Lumière sur Fresh

C’est l’histoire d’un come-back, Celui d’une marque de soin américaine qui fait son retour sur le marché français après un passage il y a une dizaine d’année. Elle est en train, cette fois-ci de réussir son pari.

Il y a plusieurs histoires dans l’histoire de Fresh. Une marque très facettée, dans le giron de LVMH, qui a fait son retour en France en 2015. D’abord aux Galeries Lafayette, puis dans une sélection de Sephora. « Nous avons ouvert notre premier magasin à Paris en 2003, raconte Lev Glazman, cofondateur de Fresh. Malgré un bon accueil, nous avons décidé de nous éloigner du marché français jusqu’à ce que nous puissions investir pleinement dans les ressources nécessaires au développement et à l’expansion. »

Fresh est aussi l’histoire d’un couple, Lev Glazman et Alina Roytberg. Ces derniers ouvrent une boutique multimarque de cosmétiques à Boston en 1991. Un espace façon apothicaire et chaleureux, où on insiste, encore aujourd’hui, sur la dimension cadeau, avec un Gift Bar.
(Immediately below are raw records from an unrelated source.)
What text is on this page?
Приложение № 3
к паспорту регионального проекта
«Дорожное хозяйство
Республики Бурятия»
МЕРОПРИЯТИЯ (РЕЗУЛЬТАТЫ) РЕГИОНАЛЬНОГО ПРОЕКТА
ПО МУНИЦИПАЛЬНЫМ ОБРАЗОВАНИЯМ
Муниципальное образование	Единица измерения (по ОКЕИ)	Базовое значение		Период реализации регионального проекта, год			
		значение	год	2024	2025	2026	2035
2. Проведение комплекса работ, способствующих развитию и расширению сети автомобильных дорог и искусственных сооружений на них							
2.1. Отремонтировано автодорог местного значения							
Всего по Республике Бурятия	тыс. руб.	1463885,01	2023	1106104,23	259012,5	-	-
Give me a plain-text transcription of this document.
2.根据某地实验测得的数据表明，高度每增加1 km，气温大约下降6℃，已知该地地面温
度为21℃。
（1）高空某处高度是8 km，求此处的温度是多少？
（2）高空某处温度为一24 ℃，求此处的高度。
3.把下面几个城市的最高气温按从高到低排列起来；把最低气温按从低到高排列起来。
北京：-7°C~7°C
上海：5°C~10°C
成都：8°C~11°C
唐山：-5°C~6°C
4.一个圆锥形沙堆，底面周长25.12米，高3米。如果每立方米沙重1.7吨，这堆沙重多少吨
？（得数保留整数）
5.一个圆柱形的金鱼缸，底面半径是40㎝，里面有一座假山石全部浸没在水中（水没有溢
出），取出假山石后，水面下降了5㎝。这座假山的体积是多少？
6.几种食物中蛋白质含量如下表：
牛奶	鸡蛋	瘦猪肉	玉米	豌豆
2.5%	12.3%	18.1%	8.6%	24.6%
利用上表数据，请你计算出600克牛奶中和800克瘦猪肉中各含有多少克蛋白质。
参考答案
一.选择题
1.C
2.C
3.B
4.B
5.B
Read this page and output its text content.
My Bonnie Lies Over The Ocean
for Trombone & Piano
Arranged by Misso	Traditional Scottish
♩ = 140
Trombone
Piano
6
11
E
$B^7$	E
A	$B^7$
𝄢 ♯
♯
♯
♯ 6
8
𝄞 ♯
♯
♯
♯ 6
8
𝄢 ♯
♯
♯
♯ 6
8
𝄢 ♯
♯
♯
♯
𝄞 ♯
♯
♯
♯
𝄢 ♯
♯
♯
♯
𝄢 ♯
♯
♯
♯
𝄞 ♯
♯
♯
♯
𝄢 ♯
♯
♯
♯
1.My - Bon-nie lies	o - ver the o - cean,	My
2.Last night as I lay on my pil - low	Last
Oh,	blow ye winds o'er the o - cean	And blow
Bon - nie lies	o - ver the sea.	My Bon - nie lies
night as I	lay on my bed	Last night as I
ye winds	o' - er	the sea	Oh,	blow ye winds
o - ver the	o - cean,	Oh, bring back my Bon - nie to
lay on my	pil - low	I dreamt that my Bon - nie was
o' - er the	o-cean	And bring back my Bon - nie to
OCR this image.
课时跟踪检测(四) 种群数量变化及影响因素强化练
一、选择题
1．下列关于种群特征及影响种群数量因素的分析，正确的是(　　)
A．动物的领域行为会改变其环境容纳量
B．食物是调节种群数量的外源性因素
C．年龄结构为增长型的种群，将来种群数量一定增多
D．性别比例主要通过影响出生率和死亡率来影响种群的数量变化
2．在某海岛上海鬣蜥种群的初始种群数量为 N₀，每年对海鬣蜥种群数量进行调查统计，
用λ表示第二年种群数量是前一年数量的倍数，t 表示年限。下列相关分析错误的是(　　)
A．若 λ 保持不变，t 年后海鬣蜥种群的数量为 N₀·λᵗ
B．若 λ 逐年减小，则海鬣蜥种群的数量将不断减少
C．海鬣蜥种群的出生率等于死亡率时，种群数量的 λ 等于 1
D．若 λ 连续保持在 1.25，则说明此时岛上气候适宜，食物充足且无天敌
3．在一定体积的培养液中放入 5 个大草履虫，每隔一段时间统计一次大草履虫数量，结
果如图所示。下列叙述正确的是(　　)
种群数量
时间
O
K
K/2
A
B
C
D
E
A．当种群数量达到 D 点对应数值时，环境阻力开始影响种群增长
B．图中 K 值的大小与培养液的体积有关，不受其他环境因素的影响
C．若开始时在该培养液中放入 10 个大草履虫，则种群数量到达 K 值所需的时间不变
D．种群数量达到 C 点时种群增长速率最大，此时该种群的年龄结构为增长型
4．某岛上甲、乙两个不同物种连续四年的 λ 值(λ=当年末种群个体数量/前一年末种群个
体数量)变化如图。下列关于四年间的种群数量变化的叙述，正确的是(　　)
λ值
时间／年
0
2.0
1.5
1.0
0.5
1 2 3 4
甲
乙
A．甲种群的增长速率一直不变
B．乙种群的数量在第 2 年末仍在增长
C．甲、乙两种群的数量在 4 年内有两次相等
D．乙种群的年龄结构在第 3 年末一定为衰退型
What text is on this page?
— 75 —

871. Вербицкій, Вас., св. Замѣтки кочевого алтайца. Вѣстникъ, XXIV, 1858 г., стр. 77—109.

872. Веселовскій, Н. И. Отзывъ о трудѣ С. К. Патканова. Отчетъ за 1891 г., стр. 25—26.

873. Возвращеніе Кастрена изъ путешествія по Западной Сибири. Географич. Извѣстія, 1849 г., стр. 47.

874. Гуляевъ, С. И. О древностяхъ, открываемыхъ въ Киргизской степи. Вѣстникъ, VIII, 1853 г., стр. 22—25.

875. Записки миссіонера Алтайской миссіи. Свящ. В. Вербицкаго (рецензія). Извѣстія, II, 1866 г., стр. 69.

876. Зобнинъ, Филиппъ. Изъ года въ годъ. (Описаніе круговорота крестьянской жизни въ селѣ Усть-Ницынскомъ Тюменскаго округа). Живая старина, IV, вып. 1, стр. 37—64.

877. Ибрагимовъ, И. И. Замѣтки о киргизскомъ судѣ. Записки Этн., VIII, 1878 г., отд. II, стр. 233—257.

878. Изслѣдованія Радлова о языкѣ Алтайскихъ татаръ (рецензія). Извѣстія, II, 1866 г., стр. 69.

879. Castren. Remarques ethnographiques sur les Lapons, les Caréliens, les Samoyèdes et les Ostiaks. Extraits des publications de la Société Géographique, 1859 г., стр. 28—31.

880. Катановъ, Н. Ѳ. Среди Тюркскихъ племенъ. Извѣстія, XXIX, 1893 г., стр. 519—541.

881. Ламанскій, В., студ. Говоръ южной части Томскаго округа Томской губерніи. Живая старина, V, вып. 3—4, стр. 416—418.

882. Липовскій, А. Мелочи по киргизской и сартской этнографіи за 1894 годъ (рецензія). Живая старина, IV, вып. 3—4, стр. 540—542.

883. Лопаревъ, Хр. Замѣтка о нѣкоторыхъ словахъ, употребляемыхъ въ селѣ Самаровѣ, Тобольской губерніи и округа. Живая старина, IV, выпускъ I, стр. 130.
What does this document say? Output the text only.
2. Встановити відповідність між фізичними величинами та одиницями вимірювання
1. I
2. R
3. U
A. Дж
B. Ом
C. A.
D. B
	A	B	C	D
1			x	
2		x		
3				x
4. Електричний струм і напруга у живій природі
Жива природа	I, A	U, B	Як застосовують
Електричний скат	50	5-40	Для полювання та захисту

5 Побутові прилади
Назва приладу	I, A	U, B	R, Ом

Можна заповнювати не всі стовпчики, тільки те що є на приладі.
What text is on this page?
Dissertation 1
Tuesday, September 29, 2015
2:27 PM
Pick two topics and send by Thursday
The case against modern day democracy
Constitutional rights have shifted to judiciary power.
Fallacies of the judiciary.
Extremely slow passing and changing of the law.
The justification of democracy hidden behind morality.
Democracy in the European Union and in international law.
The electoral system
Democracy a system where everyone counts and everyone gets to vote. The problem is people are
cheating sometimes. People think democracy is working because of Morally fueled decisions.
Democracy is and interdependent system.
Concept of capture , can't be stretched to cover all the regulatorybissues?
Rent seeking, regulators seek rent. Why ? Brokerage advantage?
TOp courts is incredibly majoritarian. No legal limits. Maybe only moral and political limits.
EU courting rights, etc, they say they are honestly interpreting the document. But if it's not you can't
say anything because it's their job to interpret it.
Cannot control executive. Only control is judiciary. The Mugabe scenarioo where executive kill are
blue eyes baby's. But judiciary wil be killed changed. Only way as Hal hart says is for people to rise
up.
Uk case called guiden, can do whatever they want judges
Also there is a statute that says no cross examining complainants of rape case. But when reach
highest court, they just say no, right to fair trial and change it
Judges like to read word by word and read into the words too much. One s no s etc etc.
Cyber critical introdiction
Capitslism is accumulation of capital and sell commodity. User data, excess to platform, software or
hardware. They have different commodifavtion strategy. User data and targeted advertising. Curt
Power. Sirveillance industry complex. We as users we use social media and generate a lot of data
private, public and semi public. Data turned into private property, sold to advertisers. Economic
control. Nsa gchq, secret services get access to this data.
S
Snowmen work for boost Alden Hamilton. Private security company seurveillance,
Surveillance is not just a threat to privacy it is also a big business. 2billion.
Un aspect « gifting » qui existe toujours dans les points de vente en propre, notamment avec la possibilité de faire des coffrets sur-mesure dans une boîte Fresh assortie d’une étiquette. En 1993, ils vont plus loin avec leurs premiers savons en propre, les Oval Soap, emballés dans du papier imprimés et surmonté d’une pierre semi-précieuse.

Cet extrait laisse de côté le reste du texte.